Aku tidak pernah memaksa siapapun 'tuk bertahan.
Yang pergi akan kembali, jika mereka mau.
Yang pergi akan tetap pergi, meski aku memintanya.
Teruntuk engkau yang sudi bertahan hingga akhir, terima kasih!
Teruntuk engkau yang mau menemani sampai selesai, terima kasih!
Terima kasih dan maaf belum menjadi yang berguna.
(Hanggara Syauqi)🍂🍂🍂
Sebuah mobil memasuki halaman keluarga Ahmad Syauqi. Dua orang membuk pintu secara bersamaan. Raden mengikuti Angga hingga depan pintu rumahnya.
Tidak seperti biasanya saat Angga sampai, lampu ruang tengah masih menyala dan terlihat dari luar. Belum juga Angga menyentuh gagang pintu, pintu itu terbuka. Dilihatnya sang ibu sudah berdiri di sana bersama Uti dan Akung.

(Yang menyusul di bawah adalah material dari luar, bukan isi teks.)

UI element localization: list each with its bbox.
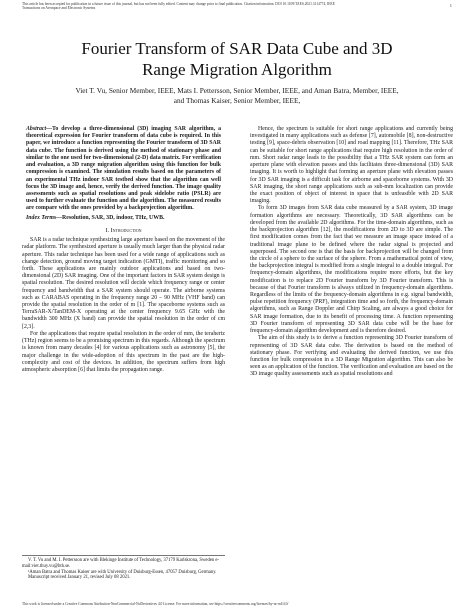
abstract-lead: Abstract <box>26 126 47 132</box>
author-list-line1: Viet T. Vu, Senior Member, IEEE, Mats I. Pettersson, Senior Member, IEEE, and Aman Batra, Member, IEEE, <box>75 86 399 95</box>
footnotes <box>22 555 225 581</box>
intro-paragraph-5: The aim of this study is to derive a function representing 3D Fourier transform of representing of 3D SAR data cube. The derivation is based on the method of stationary phase. For verifying and evaluating the derived function, we use this function for bulk compression in a 3D Range Migration algorithm. This can also be seen as an application of the function. The verification and evaluation are based on the 3D image quality assessments such as spatial resolutions and <box>250 335 453 378</box>
page-number: 1 <box>449 3 452 8</box>
paper-title-line1: Fourier Transform of SAR Data Cube and 3D <box>81 39 393 58</box>
publication-note-line2: Transactions on Aerospace and Electronic Systems <box>22 6 96 11</box>
right-column <box>250 126 453 379</box>
paper-title <box>0 38 474 80</box>
footnote-affiliation-1: V. T. Vu and M. I. Pettersson are with Blekinge Institute of Technology, 37179 Karlskrona, Sweden e-mail:viet.thuy.vu@bth.se. <box>22 558 220 569</box>
author-list <box>0 86 474 106</box>
author-list-line2: and Thomas Kaiser, Senior Member, IEEE, <box>173 96 301 106</box>
intro-paragraph-1: SAR is a radar technique synthesizing large aperture based on the movement of the radar platform. The synthesized aperture is usually much larger than the physical radar aperture. This radar technique has been used for a wide range of applications such as change detection, ground moving target indication (GMTI), traffic monitoring and so forth. These applications are mainly outdoor applications and based on two-dimensional (2D) SAR imaging. One of the important factors in SAR system design is spatial resolution. The desired resolution will decide which frequency range or center frequency and bandwidth that a SAR system should operate. The airborne systems such as CARABAS operating in the frequency range 20 – 90 MHz (VHF band) can provide the spatial resolution in the order of m [1]. The spaceborne systems such as TerraSAR-X/TanDEM-X operating at the center frequency 9.65 GHz with the bandwidth 300 MHz (X band) can provide the spatial resolution in the order of cm [2,3]. <box>22 237 225 330</box>
abstract <box>26 126 221 213</box>
license-footer: This work is licensed under a Creative Commons Attribution-NonCommercial-NoDerivatives 4.0 License. For more information, see https://creativecommons.org/licenses/by-nc-nd/4.0/ <box>22 602 289 606</box>
index-terms <box>26 215 221 222</box>
intro-paragraph-4: To form 3D images from SAR data cube measured by a SAR system, 3D image formation algorithms are necessary. Theoretically, 3D SAR algorithms can be developed from the available 2D algorithms. For the time-domain algorithms, such as the backprojection algorithm [12], the modifications from 2D to 3D are simple. The first modification comes from the fact that we measure an image space instead of a traditional image plane to be defined where the radar signal is projected and superposed. The second one is that the basis for backprojection will be changed from the circle of a sphere to the surface of the sphere. From a mathematical point of view, the backprojection integral is modified from a single integral to a double integral. For frequency-domain algorithms, the modifications require more efforts, but the key modification is to replace 2D Fourier transform by 3D Fourier transform. This is because of that Fourier transform is always utilized in frequency-domain algorithms. Regardless of the limits of the frequency-domain algorithms in e.g. signal bandwidth, pulse repetition frequency (PRF), integration time and so forth, the frequency-domain algorithms, such as Range Doppler and Chirp Scaling, are always a good choice for SAR image formation, due to its benefit of processing time. A function representing 3D Fourier transform of representing 3D SAR data cube will be the base for frequency-domain algorithm development and is therefore desired. <box>250 205 453 335</box>
index-terms-lead: Index Terms <box>26 214 57 221</box>
paper-title-line2: Range Migration Algorithm <box>142 60 332 79</box>
intro-paragraph-2: For the applications that require spatial resolution in the order of mm, the terahertz (THz) region seems to be a promising spectrum in this regards. Although the spectrum is known from many decades [4] for various applications such as astronomy [5], the major challenge in the wide-adoption of this spectrum in the past are the high-complexity and cost of the devices. In addition, the spectrum suffers from high atmospheric absorption [6] that limits the propagation range. <box>22 330 225 373</box>
intro-paragraph-3: Hence, the spectrum is suitable for short range applications and currently being investigated in many applications such as defense [7], automobile [8], non-destructive testing [9], space-debris observation [10] and road mapping [11]. Therefore, THz SAR can be suitable for short range applications that require high resolution in the order of mm. Short radar range leads to the possibility that a THz SAR system can form an aperture plane with elevation passes and this facilitates three-dimensional (3D) SAR imaging. It is worth to highlight that forming an aperture plane with elevation passes for 3D SAR imaging is a difficult task for airborne and spaceborne systems. With 3D SAR imaging, the short range applications such as sub-mm localization can provide the exact position of object of interest in space that is unfeasible with 2D SAR imaging. <box>250 126 453 205</box>
section-heading-introduction: I. Introduction <box>105 226 142 234</box>
publication-note-line1: This article has been accepted for publication in a future issue of this journal, but has not been fully edited. Content may change prior to final publication. Citation information: DOI 10.1109/TAES.2021.3114774, IEEE <box>22 2 335 6</box>
left-column <box>22 126 225 374</box>
index-terms-text: —Resolution, SAR, 3D, indoor, THz, UWB. <box>56 214 165 221</box>
publication-note <box>22 2 442 11</box>
footnote-manuscript-dates: Manuscript received January 21, revised July 08 2021. <box>28 575 131 581</box>
abstract-text: —To develop a three-dimensional (3D) imaging SAR algorithm, a theoretical expression for Fourier transform of data cube is required. In this paper, we introduce a function representing the Fourier transform of 3D SAR data cube. The function is derived using the method of stationary phase and similar to the one used for two-dimensional (2-D) data matrix. For verification and evaluation, a 3D range migration algorithm using this function for bulk compression is examined. The simulation results based on the parameters of an experimental THz indoor SAR testbed show that the algorithm can well focus the 3D image and, hence, verify the derived function. The image quality assessments such as spatial resolutions and peak sidelobe ratio (PSLR) are used to further evaluate the function and the algorithm. The measured results are compare with the ones provided by a backprojection algorithm. <box>26 126 221 212</box>
footnote-affiliation-2: ¹Aman Batra and Thomas Kaiser are with University of Duisburg-Essen, 47057 Duisburg, Germany. <box>28 569 217 575</box>
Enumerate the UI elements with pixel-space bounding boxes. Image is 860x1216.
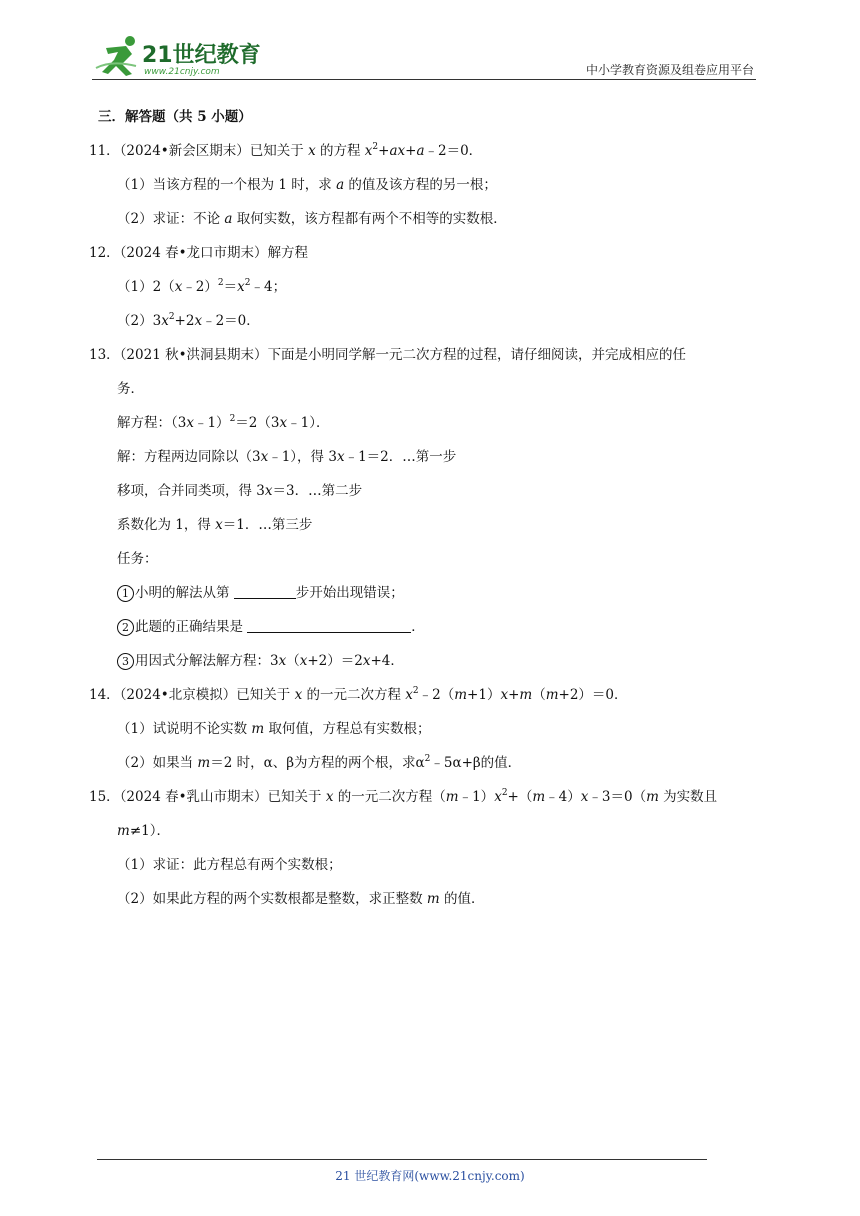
exponent: 2	[244, 278, 251, 288]
var: x	[237, 279, 245, 295]
text: （1）当该方程的一个根为 1 时，求	[117, 177, 337, 193]
logo-text: 21世纪教育	[142, 43, 261, 68]
question-11	[89, 134, 763, 236]
question-14	[89, 678, 763, 780]
text: （	[286, 653, 300, 669]
text: ﹣1）	[193, 415, 230, 431]
text: 移项，合并同类项，得 3	[117, 483, 265, 499]
var: a	[336, 177, 345, 193]
var: x	[294, 687, 303, 703]
var: a	[416, 143, 425, 159]
text: 小明的解法从第	[135, 585, 234, 601]
var: x	[215, 517, 223, 533]
text: ﹣4）	[545, 789, 581, 805]
text: （2）3	[117, 313, 162, 329]
text: 解：方程两边同除以（3	[117, 449, 261, 465]
text: 的值．	[439, 891, 485, 907]
var: x	[299, 653, 308, 669]
var: x	[362, 653, 371, 669]
text: ＝	[223, 279, 238, 295]
question-14-stem	[89, 678, 763, 712]
text: 步开始出现错误；	[295, 585, 404, 601]
var: x	[500, 687, 509, 703]
var: x	[405, 687, 413, 703]
text: ＝1．…第三步	[222, 517, 313, 533]
var: x	[174, 279, 183, 295]
var: a	[224, 211, 233, 227]
question-13-equation	[103, 406, 763, 440]
question-15-stem	[89, 780, 763, 814]
text: 的一元二次方程（	[333, 789, 446, 805]
question-13-step-3	[103, 508, 763, 542]
question-12-stem	[89, 236, 763, 270]
question-number: 14．	[89, 687, 120, 703]
var: x	[264, 483, 273, 499]
footer-link[interactable]: 21 世纪教育网(www.21cnjy.com)	[335, 1169, 525, 1183]
exponent: 2	[168, 312, 175, 322]
text: 的方程	[315, 143, 365, 159]
header-divider	[92, 79, 756, 80]
question-source: （2024 春•龙口市期末）	[119, 245, 268, 261]
question-13-stem-cont: 务．	[117, 381, 144, 397]
question-14-part-1	[103, 712, 763, 746]
text: （1）试说明不论实数	[117, 721, 252, 737]
question-13-task-label: 任务：	[117, 551, 158, 567]
var: x	[494, 789, 502, 805]
document-content	[89, 100, 763, 916]
var: x	[325, 789, 334, 805]
text: ﹣1）	[458, 789, 495, 805]
exponent: 2	[501, 788, 508, 798]
text: （2）求证：不论	[117, 211, 225, 227]
question-13-step-1	[103, 440, 763, 474]
text: 解方程：（3	[117, 415, 187, 431]
question-source: （2024 春•乳山市期末）	[119, 789, 268, 805]
text: ﹣2＝0．	[202, 313, 260, 329]
text: ≠1）．	[129, 823, 170, 839]
question-14-part-2	[103, 746, 763, 780]
question-source: （2021 秋•洪洞县期末）	[119, 347, 268, 363]
text: ﹣2（	[418, 687, 455, 703]
text: ﹣1＝2．…第一步	[344, 449, 457, 465]
text: 下面是小明同学解一元二次方程的过程，请仔细阅读，并完成相应的任	[267, 347, 687, 363]
footer-divider	[97, 1159, 707, 1160]
question-12-part-1	[103, 270, 763, 304]
text: +	[508, 687, 520, 703]
question-11-stem: 11．（2024•新会区期末）已知关于 x 的方程 $x^2+ax+a﹣2=0$．	[89, 142, 483, 159]
var: m	[251, 721, 265, 737]
text: ﹣3＝0（	[588, 789, 647, 805]
text: 已知关于	[249, 143, 309, 159]
text: +4．	[370, 653, 404, 669]
question-15-part-1: （1）求证：此方程总有两个实数根；	[117, 857, 342, 873]
section-title: 三．解答题（共 5 小题）	[98, 109, 252, 125]
text: +2）＝2	[307, 653, 363, 669]
answer-blank[interactable]	[247, 618, 411, 633]
text: 的一元二次方程	[302, 687, 406, 703]
text: 用因式分解法解方程：3	[135, 653, 279, 669]
text: （1）2（	[117, 279, 175, 295]
question-15-stem-cont	[103, 814, 763, 848]
text: ﹣5α+β的值．	[430, 755, 522, 771]
var: m	[454, 687, 468, 703]
text: ＝2（3	[235, 415, 280, 431]
header-platform-text: 中小学教育资源及组卷应用平台	[585, 63, 754, 77]
text: ﹣4；	[250, 279, 287, 295]
text: 已知关于	[236, 687, 295, 703]
question-11-part-2	[103, 202, 763, 236]
logo	[92, 30, 262, 80]
var: m	[545, 687, 559, 703]
question-12-part-2	[103, 304, 763, 338]
var: m	[445, 789, 459, 805]
text: ﹣1）．	[287, 415, 330, 431]
text: 取何实数，该方程都有两个不相等的实数根．	[232, 211, 507, 227]
text: 取何值，方程总有实数根；	[264, 721, 431, 737]
text: ﹣1），得 3	[268, 449, 337, 465]
text: 解方程	[267, 245, 309, 261]
question-11-part-1	[103, 168, 763, 202]
question-13-step-2	[103, 474, 763, 508]
var: m	[426, 891, 440, 907]
text: ＝3．…第二步	[272, 483, 363, 499]
var: x	[580, 789, 589, 805]
question-source: （2024•新会区期末）	[119, 143, 250, 159]
question-number: 15．	[89, 789, 120, 805]
var: x	[194, 313, 203, 329]
question-source: （2024•北京模拟）	[119, 687, 237, 703]
answer-blank[interactable]	[234, 584, 296, 599]
question-number: 13．	[89, 347, 120, 363]
text: +1）	[467, 687, 501, 703]
question-number: 11．	[89, 143, 120, 159]
text: ＝0．	[446, 143, 483, 159]
exponent: 2	[372, 142, 379, 152]
text: ＝2 时，α、β为方程的两个根，求α	[210, 755, 425, 771]
question-13-stem	[89, 338, 763, 372]
var: x	[364, 143, 373, 159]
text: 系数化为 1，得	[117, 517, 216, 533]
exponent: 2	[424, 754, 431, 764]
var: x	[279, 415, 288, 431]
text: 为实数且	[658, 789, 718, 805]
question-13	[89, 338, 763, 678]
text: （	[532, 687, 546, 703]
var: m	[519, 687, 533, 703]
text: 此题的正确结果是	[135, 619, 248, 635]
circled-number-icon: 3	[117, 653, 134, 670]
var: ax	[389, 143, 406, 159]
var: x	[161, 313, 169, 329]
var: x	[260, 449, 269, 465]
question-15-part-2	[103, 882, 763, 916]
exponent: 2	[412, 686, 419, 696]
var: m	[532, 789, 546, 805]
text: ﹣2）	[182, 279, 218, 295]
var: m	[646, 789, 659, 805]
question-13-task-3	[103, 644, 763, 678]
text: +（	[507, 789, 533, 805]
var: x	[278, 653, 287, 669]
logo-url: www.21cnjy.com	[144, 67, 220, 77]
text: 已知关于	[267, 789, 326, 805]
text: ．	[411, 619, 425, 635]
var: x	[308, 143, 316, 159]
exponent: 2	[217, 278, 224, 288]
var: x	[186, 415, 194, 431]
exponent: 2	[229, 414, 236, 424]
question-15	[89, 780, 763, 916]
question-13-task-2	[103, 610, 763, 644]
question-12	[89, 236, 763, 338]
circled-number-icon: 2	[117, 619, 134, 636]
circled-number-icon: 1	[117, 585, 134, 602]
text: （2）如果此方程的两个实数根都是整数，求正整数	[117, 891, 427, 907]
text: （2）如果当	[117, 755, 198, 771]
question-13-task-1	[103, 576, 763, 610]
var: m	[197, 755, 211, 771]
text: +2	[174, 313, 195, 329]
text: +2）＝0．	[558, 687, 628, 703]
question-number: 12．	[89, 245, 120, 261]
text: 的值及该方程的另一根；	[344, 177, 497, 193]
page-header	[92, 30, 756, 80]
runner-icon	[96, 36, 136, 76]
var: x	[336, 449, 345, 465]
var: m	[117, 823, 130, 839]
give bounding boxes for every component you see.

Ketiga anggota keluarganya itu manatap cemas. Akung menuntun Angga untuk masuk, sementara Ibu Ayu mengucap terima kasih pada Raden. Uti dan Ibu Ayu lantas menyusul.
"Kenapa pada begadang?"
"Ibu kangen sama Mas. Sudah lama nggak nungguin Mas pulang. Mau makan nggak? Ibu sudah masakin bubur sop, nih!"
"Boleh. Mas juga lapar."
Ibu Ayu lantas menuju dapur dan membawa semangkuk bubur dengan taburan abon ayam dan siraman kecap sambal. Perpaduan yang sangat disukai oleh putra semata wayangnya.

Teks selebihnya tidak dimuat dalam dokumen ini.